Remaining Implementation

All 18 TDD steps are complete. The host-side sandbox binary, VM-side shim, and QEMU integration code are built. The remaining work is:

Host-side agent binary — complete (see above)
VM-side shim — complete (see above)
QEMU integration — complete (see above)
virtiofsd intercepted backend (Unix, Phases 1+2) — complete. The codeagent-virtiofs-backend crate wraps the virtiofsd fork as a library dependency. InterceptedFs implements virtiofsd's FileSystem trait (44 methods), intercepting 16 mutating methods with WriteInterceptor pre/post hooks and InFlightTracker for quiescence detection. InterceptedVirtioFsBackend runs the daemon in-process on a background thread. Integrated into the Orchestrator via InterceptedBackend adapter in fs_backend.rs. Works on both Linux and macOS via the virtiofsd fork's compat layer.
9P server (Windows, Phase 3) — complete. The codeagent-p9 crate implements the 9P2000.L protocol from scratch (not based on crosvm). Transport-agnostic async server over AsyncRead + AsyncWrite.

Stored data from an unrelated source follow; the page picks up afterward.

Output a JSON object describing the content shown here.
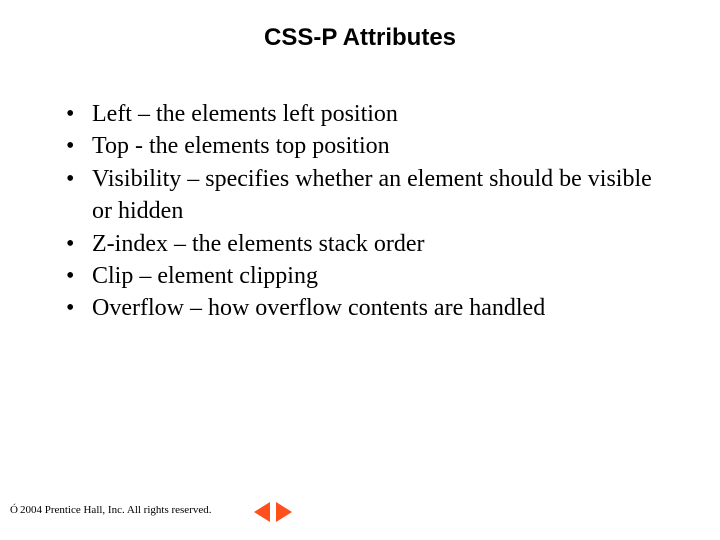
{
  "title": "CSS-P Attributes",
  "bullets": [
    "Left – the elements left position",
    "Top - the elements top position",
    "Visibility – specifies whether an element should be visible or hidden",
    "Z-index – the elements stack order",
    "Clip – element clipping",
    "Overflow – how overflow contents are handled"
  ],
  "footer": {
    "copyright_symbol": "Ó",
    "text": " 2004 Prentice Hall, Inc.  All rights reserved."
  }
}
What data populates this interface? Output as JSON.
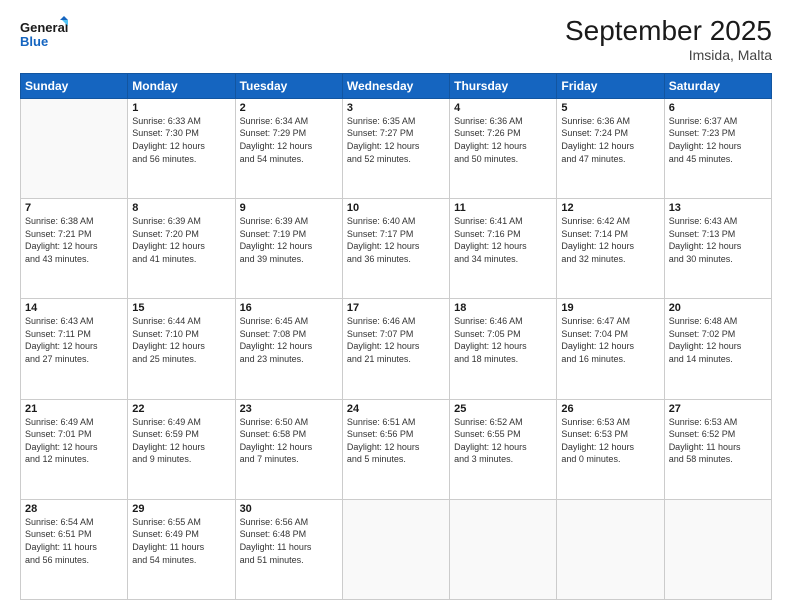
{
  "header": {
    "logo_general": "General",
    "logo_blue": "Blue",
    "month_title": "September 2025",
    "location": "Imsida, Malta"
  },
  "days_of_week": [
    "Sunday",
    "Monday",
    "Tuesday",
    "Wednesday",
    "Thursday",
    "Friday",
    "Saturday"
  ],
  "weeks": [
    [
      {
        "day": "",
        "info": ""
      },
      {
        "day": "1",
        "info": "Sunrise: 6:33 AM\nSunset: 7:30 PM\nDaylight: 12 hours\nand 56 minutes."
      },
      {
        "day": "2",
        "info": "Sunrise: 6:34 AM\nSunset: 7:29 PM\nDaylight: 12 hours\nand 54 minutes."
      },
      {
        "day": "3",
        "info": "Sunrise: 6:35 AM\nSunset: 7:27 PM\nDaylight: 12 hours\nand 52 minutes."
      },
      {
        "day": "4",
        "info": "Sunrise: 6:36 AM\nSunset: 7:26 PM\nDaylight: 12 hours\nand 50 minutes."
      },
      {
        "day": "5",
        "info": "Sunrise: 6:36 AM\nSunset: 7:24 PM\nDaylight: 12 hours\nand 47 minutes."
      },
      {
        "day": "6",
        "info": "Sunrise: 6:37 AM\nSunset: 7:23 PM\nDaylight: 12 hours\nand 45 minutes."
      }
    ],
    [
      {
        "day": "7",
        "info": "Sunrise: 6:38 AM\nSunset: 7:21 PM\nDaylight: 12 hours\nand 43 minutes."
      },
      {
        "day": "8",
        "info": "Sunrise: 6:39 AM\nSunset: 7:20 PM\nDaylight: 12 hours\nand 41 minutes."
      },
      {
        "day": "9",
        "info": "Sunrise: 6:39 AM\nSunset: 7:19 PM\nDaylight: 12 hours\nand 39 minutes."
      },
      {
        "day": "10",
        "info": "Sunrise: 6:40 AM\nSunset: 7:17 PM\nDaylight: 12 hours\nand 36 minutes."
      },
      {
        "day": "11",
        "info": "Sunrise: 6:41 AM\nSunset: 7:16 PM\nDaylight: 12 hours\nand 34 minutes."
      },
      {
        "day": "12",
        "info": "Sunrise: 6:42 AM\nSunset: 7:14 PM\nDaylight: 12 hours\nand 32 minutes."
      },
      {
        "day": "13",
        "info": "Sunrise: 6:43 AM\nSunset: 7:13 PM\nDaylight: 12 hours\nand 30 minutes."
      }
    ],
    [
      {
        "day": "14",
        "info": "Sunrise: 6:43 AM\nSunset: 7:11 PM\nDaylight: 12 hours\nand 27 minutes."
      },
      {
        "day": "15",
        "info": "Sunrise: 6:44 AM\nSunset: 7:10 PM\nDaylight: 12 hours\nand 25 minutes."
      },
      {
        "day": "16",
        "info": "Sunrise: 6:45 AM\nSunset: 7:08 PM\nDaylight: 12 hours\nand 23 minutes."
      },
      {
        "day": "17",
        "info": "Sunrise: 6:46 AM\nSunset: 7:07 PM\nDaylight: 12 hours\nand 21 minutes."
      },
      {
        "day": "18",
        "info": "Sunrise: 6:46 AM\nSunset: 7:05 PM\nDaylight: 12 hours\nand 18 minutes."
      },
      {
        "day": "19",
        "info": "Sunrise: 6:47 AM\nSunset: 7:04 PM\nDaylight: 12 hours\nand 16 minutes."
      },
      {
        "day": "20",
        "info": "Sunrise: 6:48 AM\nSunset: 7:02 PM\nDaylight: 12 hours\nand 14 minutes."
      }
    ],
    [
      {
        "day": "21",
        "info": "Sunrise: 6:49 AM\nSunset: 7:01 PM\nDaylight: 12 hours\nand 12 minutes."
      },
      {
        "day": "22",
        "info": "Sunrise: 6:49 AM\nSunset: 6:59 PM\nDaylight: 12 hours\nand 9 minutes."
      },
      {
        "day": "23",
        "info": "Sunrise: 6:50 AM\nSunset: 6:58 PM\nDaylight: 12 hours\nand 7 minutes."
      },
      {
        "day": "24",
        "info": "Sunrise: 6:51 AM\nSunset: 6:56 PM\nDaylight: 12 hours\nand 5 minutes."
      },
      {
        "day": "25",
        "info": "Sunrise: 6:52 AM\nSunset: 6:55 PM\nDaylight: 12 hours\nand 3 minutes."
      },
      {
        "day": "26",
        "info": "Sunrise: 6:53 AM\nSunset: 6:53 PM\nDaylight: 12 hours\nand 0 minutes."
      },
      {
        "day": "27",
        "info": "Sunrise: 6:53 AM\nSunset: 6:52 PM\nDaylight: 11 hours\nand 58 minutes."
      }
    ],
    [
      {
        "day": "28",
        "info": "Sunrise: 6:54 AM\nSunset: 6:51 PM\nDaylight: 11 hours\nand 56 minutes."
      },
      {
        "day": "29",
        "info": "Sunrise: 6:55 AM\nSunset: 6:49 PM\nDaylight: 11 hours\nand 54 minutes."
      },
      {
        "day": "30",
        "info": "Sunrise: 6:56 AM\nSunset: 6:48 PM\nDaylight: 11 hours\nand 51 minutes."
      },
      {
        "day": "",
        "info": ""
      },
      {
        "day": "",
        "info": ""
      },
      {
        "day": "",
        "info": ""
      },
      {
        "day": "",
        "info": ""
      }
    ]
  ]
}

Supports all 22 message types. WriteInterceptor pre/post hooks on all mutating operations with InFlightTracker drop guard. Windows-specific: reserved name rejection (CON, NUL, etc.), case collision detection, POSIX attribute synthesis. Integrated into the Orchestrator via P9Backend adapter in fs_backend.rs. QEMU connects via virtio-serial chardev + virtconsole (TCP on Windows). 166 tests (61 wire + 47 server operations + 8 Windows normalization + 50 unit).
Guest image build (cargo xtask build-guest) — complete. Docker multi-stage build (Rust Alpine builder + Alpine assembler) produces vmlinuz (Alpine linux-virt kernel) + initrd.img (busybox-static + shim + p9proxy binaries + virtio kernel modules + init script). The init script auto-detects virtiofs (Unix hosts) or 9P-over-virtio-serial via p9proxy (Windows hosts), creates an unprivileged sandbox user (uid 1000), and mounts working directories before starting the shim. Xtask crate at xtask/ (standalone, not a workspace member) provides the CLI. Requires Docker with BuildKit.
macOS virtiofs support (Phase 2) — complete. Vendored vmm-sys-util and virtiofsd forks with macOS compat layers. InterceptedBackend now works on all Unix platforms (Linux + macOS). The virtiofsd fork's src/compat/ module handles all Linux→macOS API translations (O_PATH, /proc/self/fd, statx, renameat2, getdents64, etc.).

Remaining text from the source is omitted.